After a hard day of making $0 (I would KILL for $7.25 an hour), I slide into Paul Thomas Cruiser (what I named my PT Cruiser), blast “Boom Boom Pow” by the Black Eyed Peas, and drive to my girlfriend’s house. She’s totally surprised to see me because, again, my phone doesn’t work and I gave her no heads up I was coming. I say, “Let’s order Papa John’s!” and she’s like, “Ew, no, that guy’s racist.” And I’m like, “This is the first I’m hearing about this,” and she says, “I can’t do this with you anymore. Get out of my house.” Now, I’m a pretty positive guy, but this hurts. Is it crazy to think I could find the kind of love Jim Carrey and Jenny McCarthy have? I also want to be with a woman who is beautiful and has super smart ideas about vaccines.

I head home to find my landlord, hammering an eviction notice on my door. What gives?! He says, “You paid $1,200 — rent is two grand.” I show him my lease, which clearly states the rent is $1,200. He says it’s from twelve years ago and “worthless.” I tell him no one making Seven Big Washingtons and One Tiny Washington an hour can pay 2K a month. He says that’s not his problem and I owe him $9,000 in back rent, and that I need to “give it to him.” I answer, “That’s what she said,” and he punches me in the face.

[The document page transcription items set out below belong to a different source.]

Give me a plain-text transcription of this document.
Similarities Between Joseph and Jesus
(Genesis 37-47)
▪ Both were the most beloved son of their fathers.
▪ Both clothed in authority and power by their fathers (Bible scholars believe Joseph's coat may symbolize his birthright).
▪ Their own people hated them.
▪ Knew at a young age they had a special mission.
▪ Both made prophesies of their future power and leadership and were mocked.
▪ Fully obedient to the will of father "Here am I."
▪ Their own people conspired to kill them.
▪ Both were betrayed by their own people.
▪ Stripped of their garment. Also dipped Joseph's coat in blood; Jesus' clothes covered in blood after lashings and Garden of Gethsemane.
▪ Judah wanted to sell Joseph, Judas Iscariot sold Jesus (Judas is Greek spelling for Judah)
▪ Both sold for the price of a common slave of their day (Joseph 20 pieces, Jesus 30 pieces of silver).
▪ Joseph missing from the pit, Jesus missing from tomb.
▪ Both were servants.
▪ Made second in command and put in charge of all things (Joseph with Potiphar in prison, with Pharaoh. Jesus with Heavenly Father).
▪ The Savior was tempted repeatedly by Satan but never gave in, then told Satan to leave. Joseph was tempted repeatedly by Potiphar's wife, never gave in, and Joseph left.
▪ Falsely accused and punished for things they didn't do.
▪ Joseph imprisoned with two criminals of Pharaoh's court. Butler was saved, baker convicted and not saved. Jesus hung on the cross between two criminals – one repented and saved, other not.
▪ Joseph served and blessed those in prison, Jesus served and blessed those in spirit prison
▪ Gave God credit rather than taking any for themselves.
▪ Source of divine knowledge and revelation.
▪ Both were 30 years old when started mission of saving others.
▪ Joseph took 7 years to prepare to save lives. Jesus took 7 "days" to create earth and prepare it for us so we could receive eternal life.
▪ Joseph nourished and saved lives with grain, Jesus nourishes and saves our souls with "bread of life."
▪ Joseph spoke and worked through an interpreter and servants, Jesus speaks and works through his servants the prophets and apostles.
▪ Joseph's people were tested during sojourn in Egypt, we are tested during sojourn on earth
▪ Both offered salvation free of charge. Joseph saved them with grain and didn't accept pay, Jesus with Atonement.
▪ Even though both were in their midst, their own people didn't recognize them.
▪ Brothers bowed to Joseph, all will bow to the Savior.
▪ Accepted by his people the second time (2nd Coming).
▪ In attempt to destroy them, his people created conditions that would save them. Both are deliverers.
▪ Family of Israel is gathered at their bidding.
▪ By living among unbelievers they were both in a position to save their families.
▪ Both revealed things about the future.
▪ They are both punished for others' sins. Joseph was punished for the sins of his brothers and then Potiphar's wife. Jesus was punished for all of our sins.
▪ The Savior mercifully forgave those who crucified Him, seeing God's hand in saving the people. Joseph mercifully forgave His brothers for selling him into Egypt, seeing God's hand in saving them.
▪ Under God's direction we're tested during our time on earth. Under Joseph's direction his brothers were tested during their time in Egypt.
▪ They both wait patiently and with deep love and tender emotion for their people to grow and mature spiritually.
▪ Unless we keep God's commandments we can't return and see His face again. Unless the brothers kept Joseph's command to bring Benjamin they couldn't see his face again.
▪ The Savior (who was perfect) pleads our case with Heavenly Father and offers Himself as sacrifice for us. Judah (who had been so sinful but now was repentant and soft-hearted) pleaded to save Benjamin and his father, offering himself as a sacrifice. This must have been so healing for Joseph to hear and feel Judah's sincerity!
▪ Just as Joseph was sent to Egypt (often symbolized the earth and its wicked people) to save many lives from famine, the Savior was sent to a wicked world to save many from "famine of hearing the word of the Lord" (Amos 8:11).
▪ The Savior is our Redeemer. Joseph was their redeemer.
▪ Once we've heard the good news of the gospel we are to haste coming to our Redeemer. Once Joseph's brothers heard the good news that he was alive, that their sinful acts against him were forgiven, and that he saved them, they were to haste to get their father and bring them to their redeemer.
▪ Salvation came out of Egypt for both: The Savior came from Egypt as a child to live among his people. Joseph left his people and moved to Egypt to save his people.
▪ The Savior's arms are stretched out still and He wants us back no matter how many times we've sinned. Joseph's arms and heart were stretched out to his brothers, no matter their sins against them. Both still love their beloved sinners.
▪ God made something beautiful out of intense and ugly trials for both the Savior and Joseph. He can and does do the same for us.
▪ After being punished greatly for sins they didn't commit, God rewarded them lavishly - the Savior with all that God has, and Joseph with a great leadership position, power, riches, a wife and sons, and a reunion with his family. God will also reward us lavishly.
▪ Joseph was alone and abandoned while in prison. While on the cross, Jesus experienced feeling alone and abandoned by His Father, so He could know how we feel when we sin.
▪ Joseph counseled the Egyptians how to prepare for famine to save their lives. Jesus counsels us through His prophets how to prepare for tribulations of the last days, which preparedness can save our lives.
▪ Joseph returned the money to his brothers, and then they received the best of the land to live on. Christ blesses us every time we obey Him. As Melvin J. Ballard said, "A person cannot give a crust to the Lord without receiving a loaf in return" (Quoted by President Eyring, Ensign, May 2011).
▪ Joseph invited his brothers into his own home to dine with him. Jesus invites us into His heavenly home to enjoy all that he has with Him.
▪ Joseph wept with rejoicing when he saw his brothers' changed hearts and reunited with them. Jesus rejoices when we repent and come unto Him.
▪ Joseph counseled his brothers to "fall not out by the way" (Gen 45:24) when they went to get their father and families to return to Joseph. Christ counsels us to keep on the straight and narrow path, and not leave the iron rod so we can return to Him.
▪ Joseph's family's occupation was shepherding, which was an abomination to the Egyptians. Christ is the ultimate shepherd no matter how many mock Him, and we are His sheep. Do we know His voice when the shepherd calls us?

I pack up my stuff and drive to my parents’ house. My mom says, “This wouldn’t have happened if you had gotten a real job,” and I’m like, “I tried, but no one is hiring.” And my dad says, “That’s because there’s a pandemic and the economy is in the toilet,” and I’m like, “Pandemic? I think you mean Great Recession.” He says, “I can’t do this with you anymore. Get out of my house.”

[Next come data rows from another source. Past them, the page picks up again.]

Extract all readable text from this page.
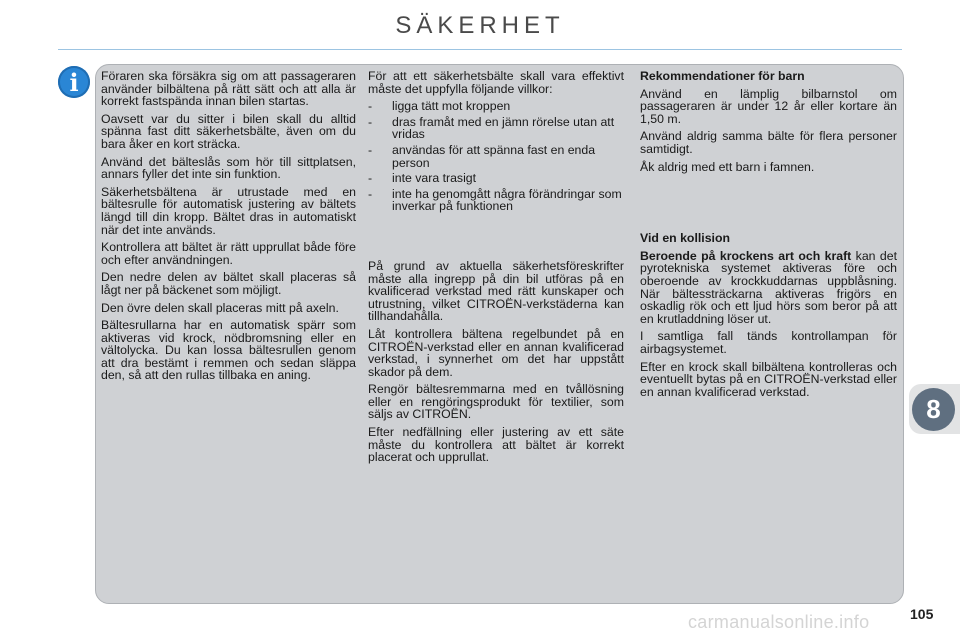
SÄKERHET
i	Föraren ska försäkra sig om att passageraren använder bilbältena på rätt sätt och att alla är korrekt fastspända innan bilen startas.

Oavsett var du sitter i bilen skall du alltid spänna fast ditt säkerhetsbälte, även om du bara åker en kort sträcka.

Använd det bälteslås som hör till sittplatsen, annars fyller det inte sin funktion.

Säkerhetsbältena är utrustade med en bältesrulle för automatisk justering av bältets längd till din kropp. Bältet dras in automatiskt när det inte används.

Kontrollera att bältet är rätt upprullat både före och efter användningen.

Den nedre delen av bältet skall placeras så lågt ner på bäckenet som möjligt.

Den övre delen skall placeras mitt på axeln.

Bältesrullarna har en automatisk spärr som aktiveras vid krock, nödbromsning eller en vältolycka. Du kan lossa bältesrullen genom att dra bestämt i remmen och sedan släppa den, så att den rullas tillbaka en aning.

För att ett säkerhetsbälte skall vara effektivt måste det uppfylla följande villkor:

-	ligga tätt mot kroppen
-	dras framåt med en jämn rörelse utan att vridas
-	användas för att spänna fast en enda person
-	inte vara trasigt
-	inte ha genomgått några förändringar som inverkar på funktionen

På grund av aktuella säkerhetsföreskrifter måste alla ingrepp på din bil utföras på en kvalificerad verkstad med rätt kunskaper och utrustning, vilket CITROËN-verkstäderna kan tillhandahålla.

Låt kontrollera bältena regelbundet på en CITROËN-verkstad eller en annan kvalificerad verkstad, i synnerhet om det har uppstått skador på dem.

Rengör bältesremmarna med en tvållösning eller en rengöringsprodukt för textilier, som säljs av CITROËN.

Efter nedfällning eller justering av ett säte måste du kontrollera att bältet är korrekt placerat och upprullat.

Rekommendationer för barn

Använd en lämplig bilbarnstol om passageraren är under 12 år eller kortare än 1,50 m.

Använd aldrig samma bälte för flera personer samtidigt.

Åk aldrig med ett barn i famnen.

Vid en kollision

Beroende på krockens art och kraft kan det pyrotekniska systemet aktiveras före och oberoende av krockkuddarnas uppblåsning. När bältessträckarna aktiveras frigörs en oskadlig rök och ett ljud hörs som beror på att en krutladdning löser ut.

I samtliga fall tänds kontrollampan för airbagsystemet.

Efter en krock skall bilbältena kontrolleras och eventuellt bytas på en CITROËN-verkstad eller en annan kvalificerad verkstad.

8
105
carmanualsonline.info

I drive to a movie theater because, dang it, I’m still itching to see a flick! Since The Hangover isn’t playing, I order a ticket for Tom & Jerry. The cashier says, “That’s $12.” And I say, “No, just one ticket.” And she’s like, “Yeah, that’s $12.” And I’m like, “No, movie tickets are like seven bucks.” And she says, “Yeah, maybe in 2009.” And I’m like, “EXACTLY.” She gives me a strange look and says, “I can’t let you in without a mask anyway.”

I see a NOW HIRING sign on the window. Nice! I take an application and ask what it pays. “Minimum wage,” she says. “So if I worked here," I say, "it would take almost two hours to earn a ticket to Tom & Jerry?” And she’s like, “Not after taxes, nimrod.” Taxes! I’m like, “That doesn’t seem fair.” And she says, “I can’t do this with you anymore. Get out of my vestibule.”

I go back to Paul Thomas and stare out the windshield. I turn on the radio and Miley Cyrus’s “The Climb” is playing. I let the words wash over me. “There’s always gonna be another mountain.” I guess that mountain is Congress maintaining a dangerously low minimum wage to keep profits high for businesses. “Keep the faith, baby. It’s all about, it’s all about the climb.” True That.